O fim da patente da semaglutida no Brasil promete ampliar o acesso às chamadas “canetas emagrecedoras”, mas especialistas alertam que maior acessibilidade não significa que o medicamento é para qualquer pessoa. A decisão sobre usá-las vai muito além de querer perder peso.
A recomendação oficial vigente no Brasil autoriza o tratamento para pessoas com obesidade, no caso de ter o Índice de Massa Corporal (IMC) acima de 30, com ou sem outras doenças associadas. O outro caso seria para pessoas que têm o IMC acima de 27 combinado a pelo menos uma comorbidade, como dor articular, depressão, apneia, distúrbios cardiovasculares ou metabólicos.
“Essas são as pessoas que serão mais beneficiadas porque tratarão a obesidade e uma outra doença. É como acertar dois alvos de uma vez”, explica o endocrinologista Roberto Zagury, membro do Departamento de Diabetes, Exercício e Esporte da Sociedade Brasileira de Diabetes (SBD).
Quem deve ficar longe das canetas
O endocrinologista Marcio Mancini, da Sociedade Brasileira de Endocrinologia e Metabologia Regional São Paulo, diz que quem está dentro do peso, sem sobrepeso leve ou não apresenta nenhuma comorbidade deve evitar o uso das canetas.
O médico diz que esses grupos nunca foram estudados nos ensaios clínicos das canetas e os efeitos nesse perfil de paciente são desconhecidos, destacando que pode haver efeitos colaterais nocivos ao paciente.
“Parte significativa das pessoas que usam ou querem usar essas drogas é movida apenas pela estética. Isso pode lhes custar mais caro do que o preço da caneta”, alerta Mancini.
A endocrinologista Priscila Sousa também reforça que a pressão social pelo emagrecimento leva muita gente a buscar as canetas sem indicação clínica. “Muita gente quer voltar a ter o corpo dos 30, mesmo estando com 60 e ainda dentro de um peso aceitável. As canetas parecem a solução, mas essas drogas não foram desenvolvidas nem estudadas para isso”, diz.

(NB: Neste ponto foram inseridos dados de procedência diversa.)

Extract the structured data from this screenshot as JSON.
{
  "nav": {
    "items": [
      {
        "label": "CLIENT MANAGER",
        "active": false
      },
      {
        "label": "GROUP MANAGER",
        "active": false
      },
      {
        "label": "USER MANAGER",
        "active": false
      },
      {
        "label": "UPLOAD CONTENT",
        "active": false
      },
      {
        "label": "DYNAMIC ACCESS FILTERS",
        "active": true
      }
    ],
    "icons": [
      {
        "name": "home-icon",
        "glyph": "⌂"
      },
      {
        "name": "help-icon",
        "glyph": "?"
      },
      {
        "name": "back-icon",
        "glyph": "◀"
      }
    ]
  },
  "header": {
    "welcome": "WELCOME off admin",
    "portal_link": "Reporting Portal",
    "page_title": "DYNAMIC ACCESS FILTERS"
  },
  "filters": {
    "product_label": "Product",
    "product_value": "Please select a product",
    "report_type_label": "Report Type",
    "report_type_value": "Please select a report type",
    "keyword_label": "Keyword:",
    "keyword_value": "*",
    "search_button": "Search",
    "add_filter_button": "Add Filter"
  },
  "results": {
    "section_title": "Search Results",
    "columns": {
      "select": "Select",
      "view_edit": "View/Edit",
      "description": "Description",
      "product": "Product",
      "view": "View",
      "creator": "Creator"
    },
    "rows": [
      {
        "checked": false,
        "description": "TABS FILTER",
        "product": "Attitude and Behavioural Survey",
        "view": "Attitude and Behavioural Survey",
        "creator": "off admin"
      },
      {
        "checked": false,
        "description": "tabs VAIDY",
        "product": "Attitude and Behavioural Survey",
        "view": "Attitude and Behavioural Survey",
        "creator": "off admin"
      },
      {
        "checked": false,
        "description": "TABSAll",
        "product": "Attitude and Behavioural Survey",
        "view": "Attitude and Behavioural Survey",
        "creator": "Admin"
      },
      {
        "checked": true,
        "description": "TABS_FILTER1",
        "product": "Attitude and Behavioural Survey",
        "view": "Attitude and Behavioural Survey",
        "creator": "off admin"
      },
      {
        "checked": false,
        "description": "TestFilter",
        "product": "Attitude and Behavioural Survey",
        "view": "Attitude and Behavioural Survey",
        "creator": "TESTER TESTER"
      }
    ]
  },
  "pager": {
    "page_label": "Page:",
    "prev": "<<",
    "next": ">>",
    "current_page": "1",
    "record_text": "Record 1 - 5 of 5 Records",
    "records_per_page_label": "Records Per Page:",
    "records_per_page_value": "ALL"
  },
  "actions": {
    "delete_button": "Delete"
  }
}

João Salles, presidente da SBD, vai ainda além e alerta especialmente para o uso em clínicas sem o acompanhamento adequado. “São drogas para tratar uma doença, distúrbios metabólicos. Não são meros procedimentos estéticos. Isso sem falar nos manipulados e aplicações em clínicas. Isso é muito perigoso, receita para problema de saúde.”
IMC como critério
Um dos debates atuais na área é o fato do IMC ser o único critério e as possíveis limitações dessa forma de avaliação. Segundo alguns especialistas, o índice não mede onde a gordura está concentrada, e isso muda tudo na avaliação do risco. Pessoas musculosas podem ter IMC elevado sem qualquer problema de saúde, enquanto indivíduos com peso considerado normal, mas com barriga proeminente, podem apresentar risco alto de doenças metabólicas.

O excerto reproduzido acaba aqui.